In June, U.S. fatalities stood at 101 and Iraqi civilian deaths fell to 1150 and security deaths totaled just under 200. If rising casualties meant we were losing in May, do declining casualties in June mean that we are winning? I have noticed in the media coverage that the June data are being rolled into the past two months so that the unit of analysis is the "quarter," allowing the observation that the past quarter was one of the worst so far. The problem with all of this is not only that the information is open to different interpretation, but that one or three months is simply not long enough to figure out which direction a counter-insurgency effort is going.

So let me add my few bits of information, all of which is likely subject to multiple interpretations.

- Remember Al Anbar province? That's the area west of Baghdad and was known as the deadliest area of Iraq. No more. The Sunni tribes in Anbar have turned on al Qaeda which had found refuge there. The tribes figured out that al Qaeda was a bigger threat to tribal traditions and a decent life than we are. During a meeting at the Embassy with a Navy Commander serving as a Provincial Reconstruction Team (PRT) member working Anbar, we had to briefly move into a hallway after an alarm went off suggesting that a projectile of some sort might be coming in our general direction. He remarked that he was not too crazy about these alarms and was ready to get back to Anbar since things were pretty quiet there. Bottom line is that a place that was regarded as "lost" is now moving toward security and stability.

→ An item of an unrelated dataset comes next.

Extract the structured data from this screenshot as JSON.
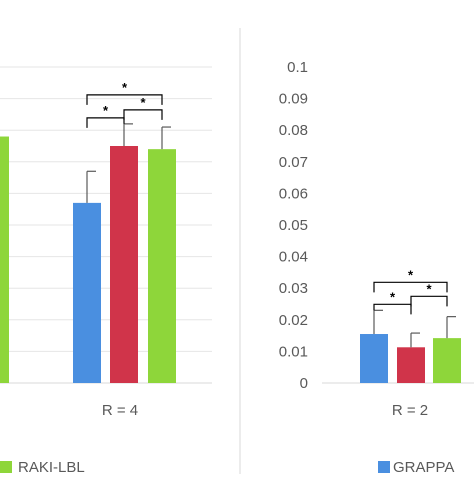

- When I first got to Baghdad in mid-March our morning security briefings usually included an item that 40-60 bodies had been found around Baghdad the day before. These would often be sectarian murders of Sunnis by Shia or vice versa. As more Baghdad neighborhoods are being secured that number each morning has fallen to 15-20.

- Downtown Baghdad has been fairly quiet with a whole month having gone by with no incidents on one of the major routes used by Coalition people to visit some of the ministries.

- While we see the news reports of a rocket and mortar attacks on the IZ, the take on them here is different than the tone I sense in the coverage. The attacks in no way interfere with the mission and the work here. There may be some inconvenience but if you happen to spend any time in a bunker waiting for the all-clear, impromptu stand-up comedy passes the time quickly.

- The finding of weapons caches, bomb factories and al Qaeda jails & torture chambers is way up. These types of discoveries occur only when local people feel fed up enough or secure enough to tip off the authorities. And the recent offensive in Diyala province east of Baghdad dislodged al Qaeda there. Let's hope they are kept out.

- The Iraqi Cabinet has approved a new law to govern the oil industry here and moved it up to debate in the Parliament. Passage will be a very big deal since it will embody an agreement on the sharing of almost all government revenues. There really are no taxes here and oil money pays for all government activity which covers most every nook and cranny of Iraqi life. We may see an Iraqi Parliament that is more capable of passing important legislation than is our own Congress.

- And we are not alone here helping the Iraqis. I have seen military, civilian contractors and private security people here from Australia, Chile, Colombia, Czech Republic, Denmark, El Salvador, Georgia, Japan, Mongolia, Nepal, New Zealand, Peru, Poland, Portugal, Romania, Singapore, Slovakia, South Africa and, of course, UK. There are a lot of Iraqi-Americans here too.

I do not know if any of these are straws in the wind and suggest longer term improvements. There is a very long way to go. However, virtually everything that we see here right now is consistent with established counter-insurgency theory. It is a day-by-day thing. There will not be some big decisive battle or moment.